Mi sono posta questa domanda più volte, soprattutto quando, nel compilare un ordine o durante le trattative per l’introduzione di nuove linee in farmacia, ho notato che l’unico aspetto messo in luce è quello economico.
Ok, forse non è proprio l’unico: in alcuni casi, infatti, vengono proposti corsi Ecm o giornate promozionali da svolgersi in farmacia. Ma anche in quel caso, l’obiettivo rimane quello di evidenziare la possibilità di assolvere gratuitamente a un obbligo (che altrimenti comporterebbe un esborso) o di incentivare le vendite, aumentando così gli introiti.
È chiaro che un’azienda-farmacia si basa sulle entrate e che il bilancio deve fare i conti con le uscite. Ma io sono una testarda idealista e mi chiedo: agli occhi dell’industria, la partnership con il farmacista si riduce davvero alla mera compilazione della partita doppia?
Sogno un mondo in cui il farmacista che crede nella sua attività venga trattato da professionista qual è, e non da commerciante in camice bianco. Lo scontro con la realtà brucia sulla mia pelle ogni volta che mi confronto con i rappresentanti di molte aziende che si fregiano dell’appellativo di “partner della mia farmacia”.
Ho avuto modo di interagire con realtà diverse, anzi, con le persone che vi operano a ogni livello: agenti, area manager, fino a figure dirigenziali. In tutte le occasioni, ho ricevuto elogi per il mio lavoro (se mi segui, sai che mi occupo di molto altro oltre alla “semplice” dispensazione del farmaco). Ma ogni volta, a questi riconoscimenti è seguita una proposta commerciale, magari “speciale”, ma mai un vero progetto di partnership.

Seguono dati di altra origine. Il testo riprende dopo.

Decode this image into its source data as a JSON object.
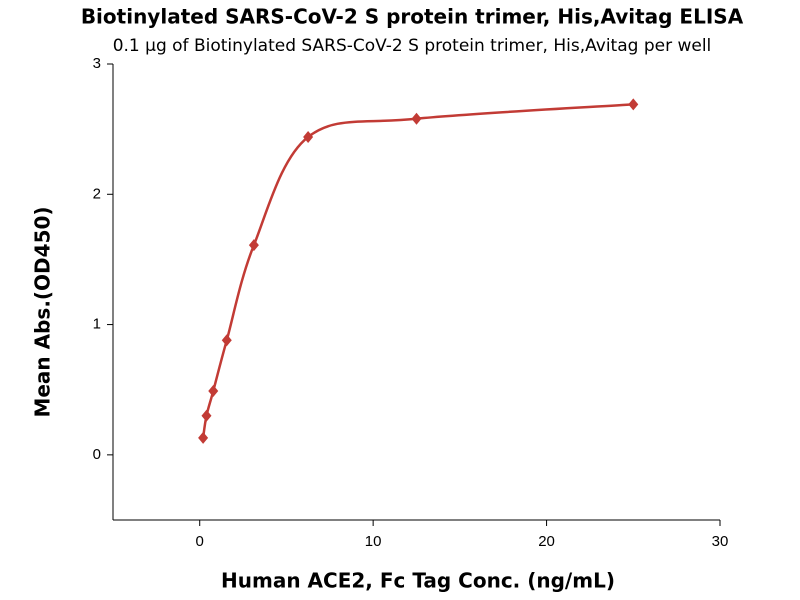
{
  "chart_data": {
    "type": "scatter",
    "title": "Biotinylated SARS-CoV-2 S protein trimer, His,Avitag ELISA",
    "subtitle": "0.1 μg of Biotinylated SARS-CoV-2 S protein trimer, His,Avitag per well",
    "x_label": "Human ACE2, Fc Tag Conc. (ng/mL)",
    "y_label": "Mean Abs.(OD450)",
    "x": [
      0.195,
      0.39,
      0.78,
      1.56,
      3.125,
      6.25,
      12.5,
      25
    ],
    "values": [
      0.13,
      0.3,
      0.49,
      0.88,
      1.61,
      2.44,
      2.58,
      2.69
    ],
    "color": "#c23b35",
    "xlim": [
      -5,
      30
    ],
    "xticks": [
      0,
      10,
      20,
      30
    ],
    "ylim": [
      -0.5,
      3
    ],
    "yticks": [
      0,
      1,
      2,
      3
    ]
  }
}
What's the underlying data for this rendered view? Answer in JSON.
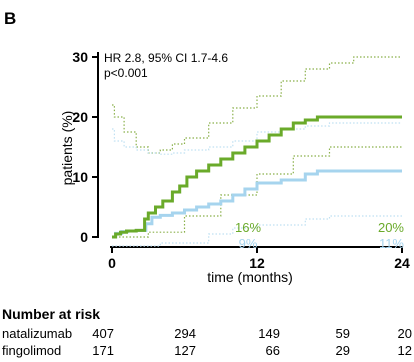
{
  "panel_label": "B",
  "chart_data": {
    "type": "line",
    "title": "",
    "xlabel": "time (months)",
    "ylabel": "patients (%)",
    "xlim": [
      0,
      24
    ],
    "ylim": [
      0,
      30
    ],
    "x_ticks": [
      0,
      12,
      24
    ],
    "y_ticks": [
      0,
      10,
      20,
      30
    ],
    "annotation_lines": [
      "HR 2.8, 95% CI 1.7-4.6",
      "p<0.001"
    ],
    "series": [
      {
        "name": "natalizumab",
        "color": "#6aaa2a",
        "style": "solid",
        "x": [
          0,
          0.3,
          0.7,
          1.2,
          2.0,
          2.7,
          3.0,
          3.6,
          4.2,
          5.0,
          5.6,
          6.2,
          7.0,
          8.0,
          9.0,
          10.0,
          11.0,
          12.0,
          13.0,
          14.0,
          15.0,
          16.0,
          17.0,
          24.0
        ],
        "y": [
          0,
          0.5,
          0.8,
          1.0,
          1.1,
          3.0,
          4.0,
          5.0,
          6.0,
          7.5,
          8.5,
          10.0,
          11.0,
          12.0,
          13.0,
          14.0,
          15.0,
          16.0,
          17.0,
          18.0,
          19.0,
          19.5,
          20.0,
          20.0
        ]
      },
      {
        "name": "natalizumab 95% CI lower",
        "color": "#8ab04a",
        "style": "dotted",
        "x": [
          0,
          3.0,
          6.0,
          9.0,
          12.0,
          15.0,
          18.0,
          24.0
        ],
        "y": [
          0,
          0.8,
          3.5,
          7.0,
          10.5,
          13.5,
          15.0,
          15.0
        ]
      },
      {
        "name": "natalizumab 95% CI upper",
        "color": "#8ab04a",
        "style": "dotted",
        "x": [
          0,
          0.2,
          1.0,
          2.0,
          3.0,
          4.0,
          5.0,
          6.0,
          8.0,
          10.0,
          12.0,
          14.0,
          16.0,
          18.0,
          20.0,
          24.0
        ],
        "y": [
          22,
          20,
          17.5,
          15.0,
          14.0,
          14.5,
          15.5,
          16.5,
          19.0,
          21.5,
          23.5,
          26.0,
          28.0,
          29.0,
          30.0,
          30.0
        ]
      },
      {
        "name": "fingolimod",
        "color": "#a6d4ee",
        "style": "solid",
        "x": [
          0,
          0.3,
          0.8,
          1.3,
          2.0,
          2.8,
          3.3,
          4.0,
          5.0,
          6.0,
          7.0,
          8.0,
          9.0,
          10.0,
          11.0,
          12.0,
          14.0,
          16.0,
          17.0,
          24.0
        ],
        "y": [
          0,
          0.6,
          0.9,
          1.0,
          1.1,
          2.2,
          3.3,
          3.6,
          4.0,
          4.5,
          5.0,
          5.5,
          6.0,
          7.0,
          8.0,
          9.0,
          9.5,
          10.5,
          11.0,
          11.0
        ]
      },
      {
        "name": "fingolimod 95% CI lower",
        "color": "#bfe0f2",
        "style": "dotted",
        "x": [
          0,
          4.0,
          8.0,
          10.0,
          12.0,
          16.0,
          18.0,
          24.0
        ],
        "y": [
          -1.5,
          -1.0,
          0.5,
          1.5,
          2.0,
          3.0,
          3.5,
          3.5
        ]
      },
      {
        "name": "fingolimod 95% CI upper",
        "color": "#bfe0f2",
        "style": "dotted",
        "x": [
          0,
          0.2,
          1.0,
          2.0,
          3.0,
          4.0,
          5.0,
          6.0,
          8.0,
          10.0,
          12.0,
          14.0,
          16.0,
          18.0,
          20.0,
          24.0
        ],
        "y": [
          18,
          16,
          15.0,
          14.5,
          14.0,
          13.8,
          14.0,
          14.5,
          15.0,
          16.0,
          17.5,
          18.0,
          18.5,
          19.0,
          19.0,
          19.0
        ]
      }
    ],
    "end_labels": [
      {
        "text": "16%",
        "color": "#6aaa2a"
      },
      {
        "text": "20%",
        "color": "#6aaa2a"
      },
      {
        "text": "9%",
        "color": "#a6d4ee"
      },
      {
        "text": "11%",
        "color": "#a6d4ee"
      }
    ]
  },
  "risk_table": {
    "title": "Number at risk",
    "rows": [
      {
        "label": "natalizumab",
        "values": [
          "407",
          "294",
          "149",
          "59",
          "20"
        ]
      },
      {
        "label": "fingolimod",
        "values": [
          "171",
          "127",
          "66",
          "29",
          "12"
        ]
      }
    ]
  }
}
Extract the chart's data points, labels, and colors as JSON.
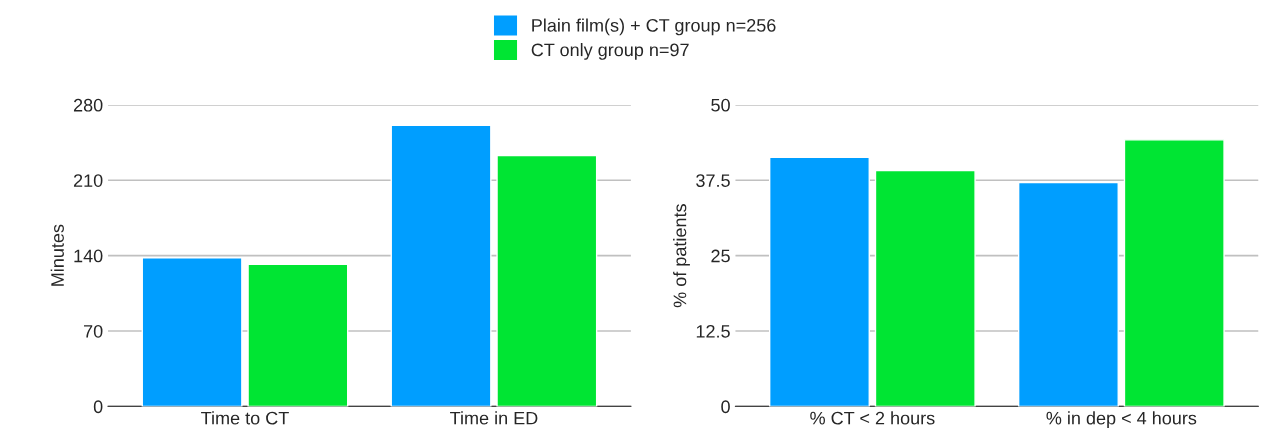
{
  "chart_data": [
    {
      "type": "bar",
      "categories": [
        "Time to CT",
        "Time in ED"
      ],
      "ylabel": "Minutes",
      "ylim": [
        0,
        280
      ],
      "yticks": [
        0,
        70,
        140,
        210,
        280
      ],
      "grid": "y",
      "legend": "top",
      "series": [
        {
          "name": "Plain film(s) + CT group n=256",
          "color": "#009eff",
          "values": [
            138,
            261
          ]
        },
        {
          "name": "CT only group n=97",
          "color": "#00e533",
          "values": [
            132,
            233
          ]
        }
      ]
    },
    {
      "type": "bar",
      "categories": [
        "% CT < 2 hours",
        "% in dep < 4 hours"
      ],
      "ylabel": "% of patients",
      "ylim": [
        0,
        50
      ],
      "yticks": [
        0,
        12.5,
        25,
        37.5,
        50
      ],
      "grid": "y",
      "series": [
        {
          "color": "#009eff",
          "values": [
            41.3,
            37.1
          ]
        },
        {
          "color": "#00e533",
          "values": [
            39.1,
            44.2
          ]
        }
      ]
    }
  ]
}
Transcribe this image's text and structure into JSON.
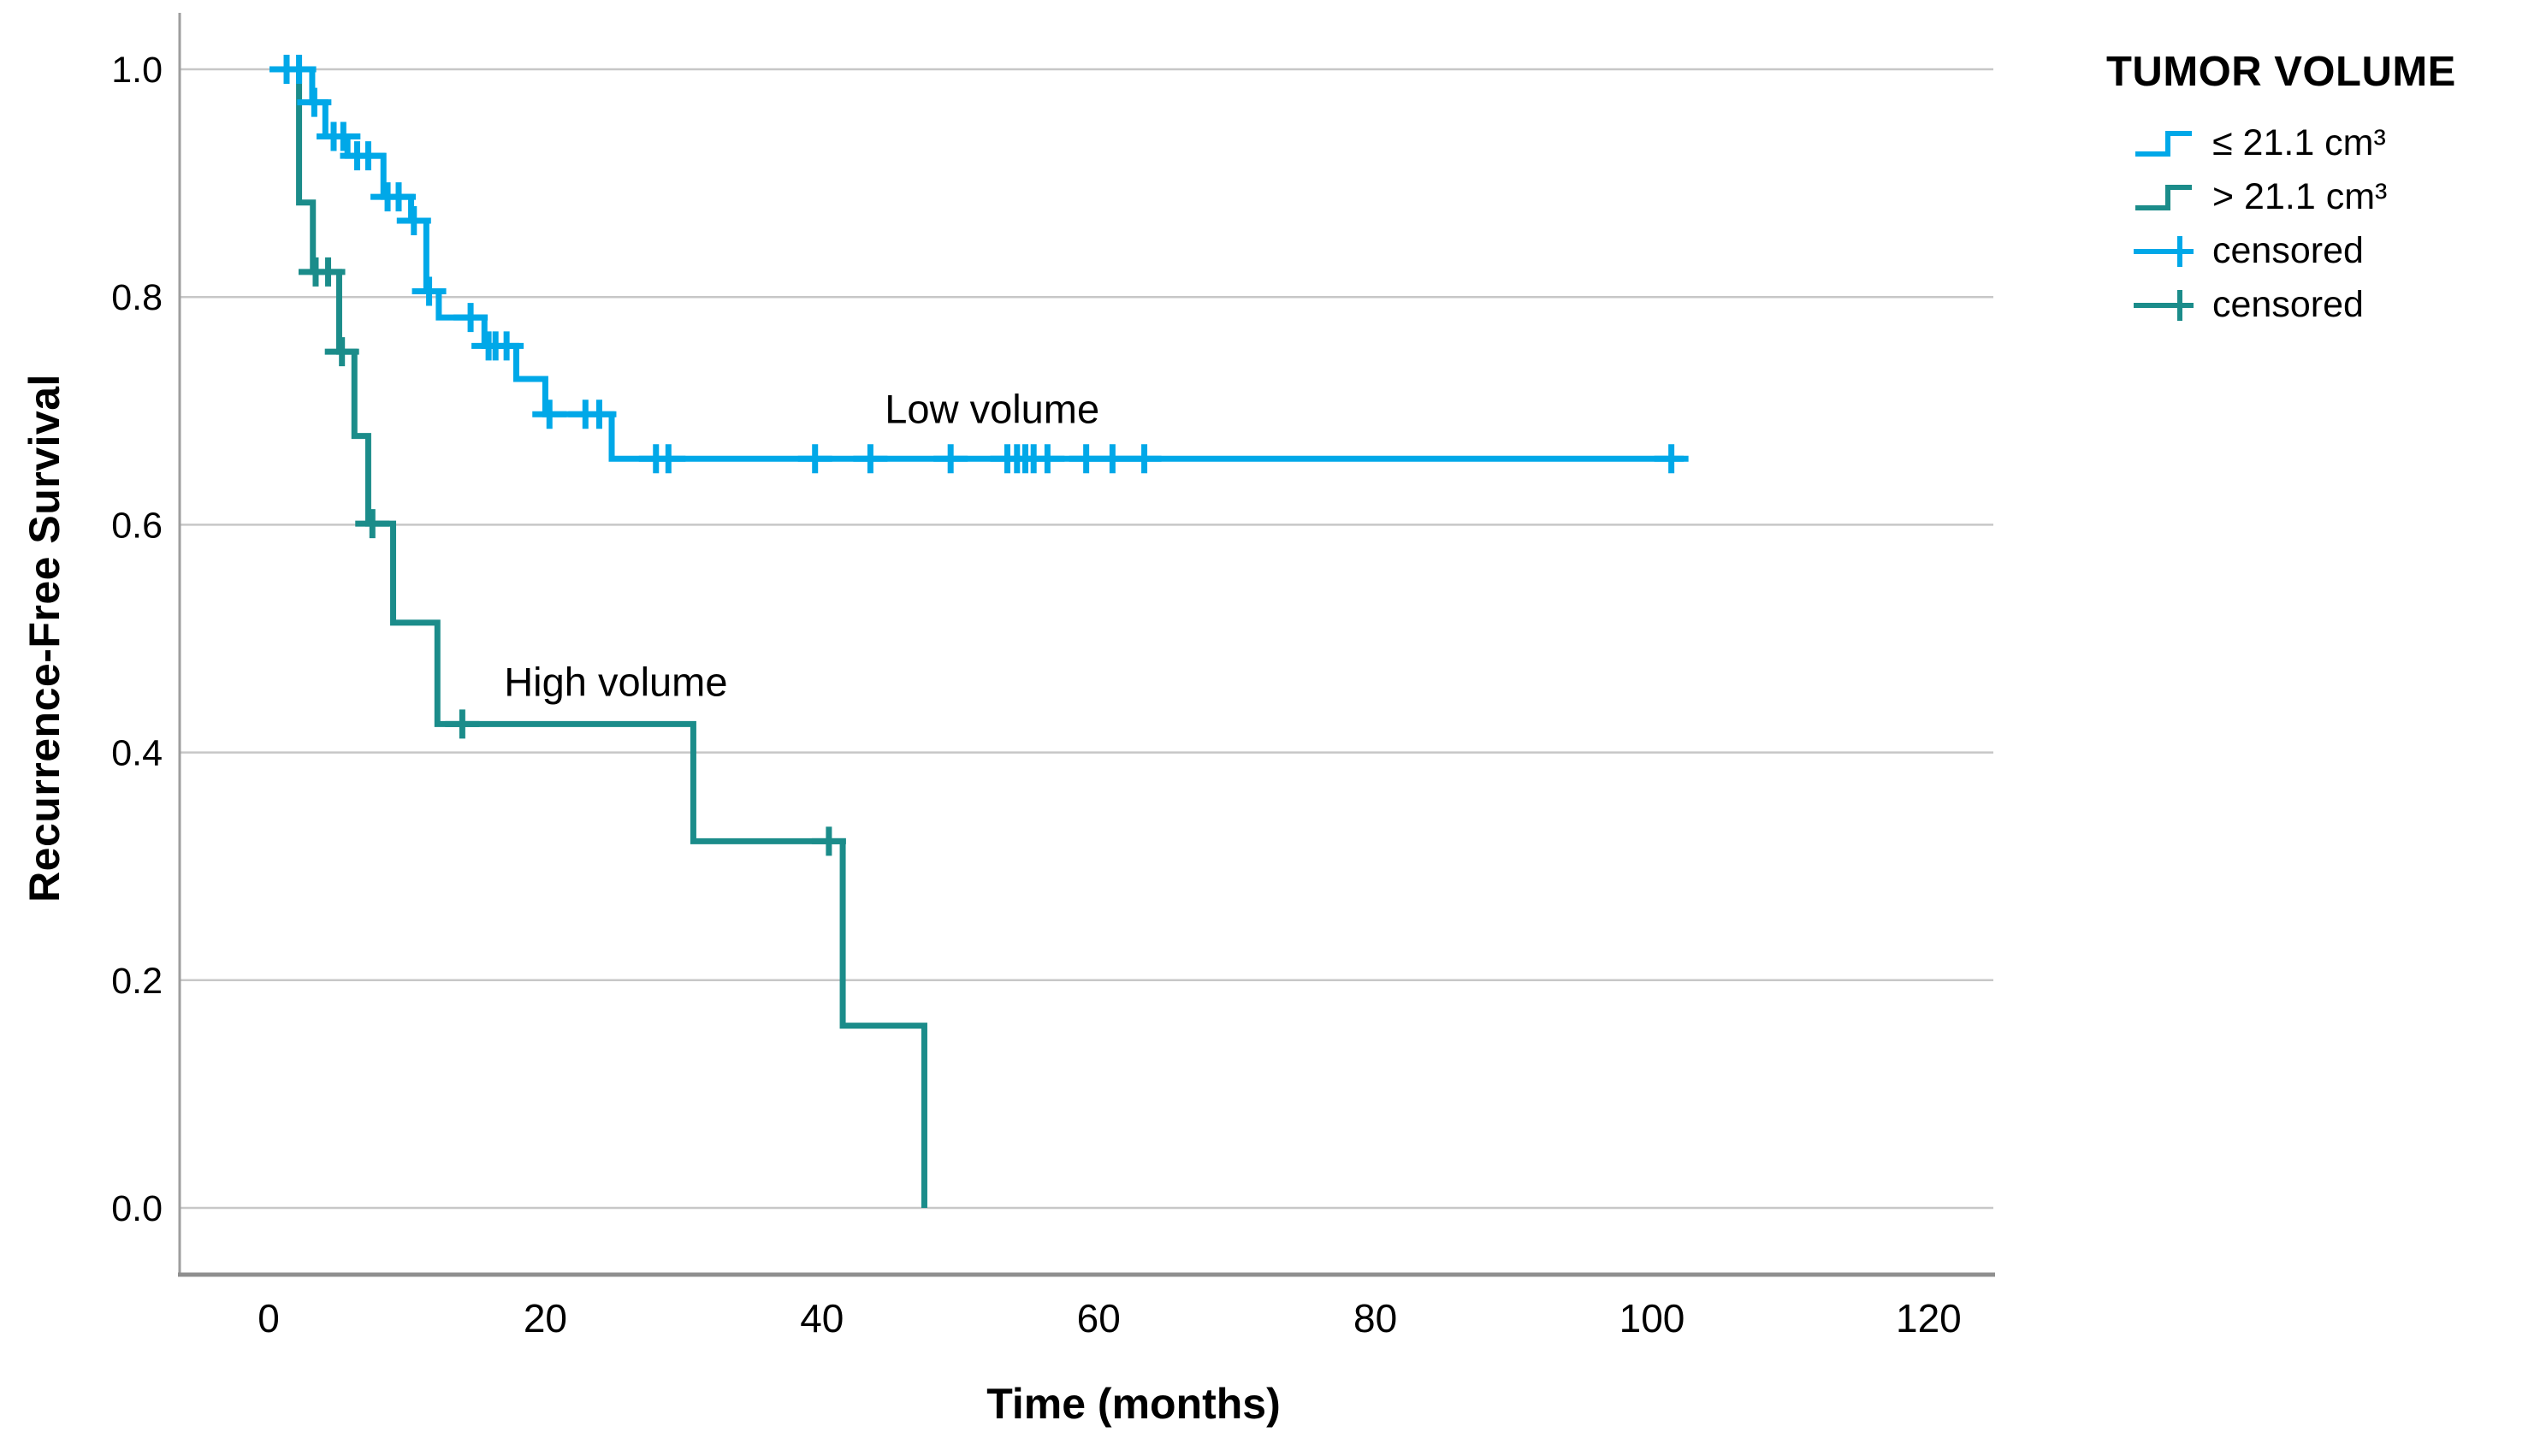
{
  "figure": {
    "background": "#ffffff"
  },
  "chart_data": {
    "type": "line",
    "subtype": "kaplan-meier-step",
    "title": "",
    "xlabel": "Time (months)",
    "ylabel": "Recurrence-Free Survival",
    "x_ticks": [
      0,
      20,
      40,
      60,
      80,
      100,
      120
    ],
    "y_ticks": [
      "0.0",
      "0.2",
      "0.4",
      "0.6",
      "0.8",
      "1.0"
    ],
    "xlim": [
      -6.4,
      125
    ],
    "ylim": [
      -0.06,
      1.06
    ],
    "grid": "horizontal-only",
    "legend_position": "right",
    "series": [
      {
        "name": "≤ 21.1 cm³",
        "annotation": "Low volume",
        "color": "#00A8E8",
        "steps": [
          [
            0.25,
            1.0
          ],
          [
            3.15,
            0.971
          ],
          [
            4.1,
            0.941
          ],
          [
            5.7,
            0.924
          ],
          [
            8.3,
            0.888
          ],
          [
            10.3,
            0.867
          ],
          [
            11.4,
            0.805
          ],
          [
            12.3,
            0.782
          ],
          [
            15.6,
            0.757
          ],
          [
            17.9,
            0.728
          ],
          [
            20.0,
            0.697
          ],
          [
            24.8,
            0.658
          ]
        ],
        "end_time": 102.3,
        "censored": [
          [
            1.3,
            1.0
          ],
          [
            2.2,
            1.0
          ],
          [
            3.3,
            0.971
          ],
          [
            4.7,
            0.941
          ],
          [
            5.4,
            0.941
          ],
          [
            6.4,
            0.924
          ],
          [
            7.2,
            0.924
          ],
          [
            8.6,
            0.888
          ],
          [
            9.4,
            0.888
          ],
          [
            10.5,
            0.867
          ],
          [
            11.6,
            0.805
          ],
          [
            14.6,
            0.782
          ],
          [
            15.9,
            0.757
          ],
          [
            16.4,
            0.757
          ],
          [
            17.2,
            0.757
          ],
          [
            20.3,
            0.697
          ],
          [
            22.9,
            0.697
          ],
          [
            23.9,
            0.697
          ],
          [
            28.0,
            0.658
          ],
          [
            28.9,
            0.658
          ],
          [
            39.5,
            0.658
          ],
          [
            43.5,
            0.658
          ],
          [
            49.3,
            0.658
          ],
          [
            53.4,
            0.658
          ],
          [
            54.1,
            0.658
          ],
          [
            54.7,
            0.658
          ],
          [
            55.3,
            0.658
          ],
          [
            56.3,
            0.658
          ],
          [
            59.1,
            0.658
          ],
          [
            61.0,
            0.658
          ],
          [
            63.3,
            0.658
          ],
          [
            101.4,
            0.658
          ]
        ]
      },
      {
        "name": "> 21.1 cm³",
        "annotation": "High volume",
        "color": "#1B8C8A",
        "steps": [
          [
            0.25,
            1.0
          ],
          [
            2.2,
            0.883
          ],
          [
            3.2,
            0.822
          ],
          [
            5.1,
            0.752
          ],
          [
            6.2,
            0.678
          ],
          [
            7.2,
            0.601
          ],
          [
            9.0,
            0.514
          ],
          [
            12.2,
            0.425
          ],
          [
            30.7,
            0.322
          ],
          [
            41.5,
            0.16
          ],
          [
            47.4,
            0.0
          ]
        ],
        "end_time": 47.4,
        "censored": [
          [
            3.4,
            0.822
          ],
          [
            4.3,
            0.822
          ],
          [
            5.3,
            0.752
          ],
          [
            7.5,
            0.601
          ],
          [
            14.0,
            0.425
          ],
          [
            40.5,
            0.322
          ]
        ]
      }
    ]
  },
  "legend": {
    "title": "TUMOR VOLUME",
    "entries": [
      {
        "label": "≤ 21.1 cm³",
        "symbol": "step",
        "color": "#00A8E8"
      },
      {
        "label": "> 21.1 cm³",
        "symbol": "step",
        "color": "#1B8C8A"
      },
      {
        "label": "censored",
        "symbol": "plus",
        "color": "#00A8E8"
      },
      {
        "label": "censored",
        "symbol": "plus",
        "color": "#1B8C8A"
      }
    ]
  },
  "annotations": [
    {
      "text": "Low volume",
      "t": 52.3,
      "v": 0.702
    },
    {
      "text": "High volume",
      "t": 25.1,
      "v": 0.462
    }
  ],
  "colors": {
    "grid": "#c7c7c7",
    "y_axis": "#9e9e9e",
    "x_axis": "#8f8f8f",
    "text": "#000000",
    "background": "#ffffff"
  }
}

La risposta più frequente – e la più triste per la nostra categoria – è stata: «Ma i tuoi colleghi vogliono solo parlare di sconti». E ancor più desolante è che questa stessa risposta mi è stata data da tanti, sia da stakeholder del farmaco che da altre categorie collaterali.
Allora, purtroppo, ne prendo atto. Sono davvero io quella farmacista “anomala” che, all’extra 5%, preferisce una mano tesa e un affiancamento concreto in un progetto di crescita? Sono certa di non essere l’unica, sono sicura che almeno un collega che mi sta leggendo la pensa come me.
Ma resta il fatto che scrollarci di dosso questa visione – e parlo dell’intera categoria – non sarà semplice né immediato. Facciamo un esame di coscienza collettivo e alziamo la testa. Oppure rimaniamo consapevolmente commercianti in camice bianco.
A me, però, questo camice va stretto.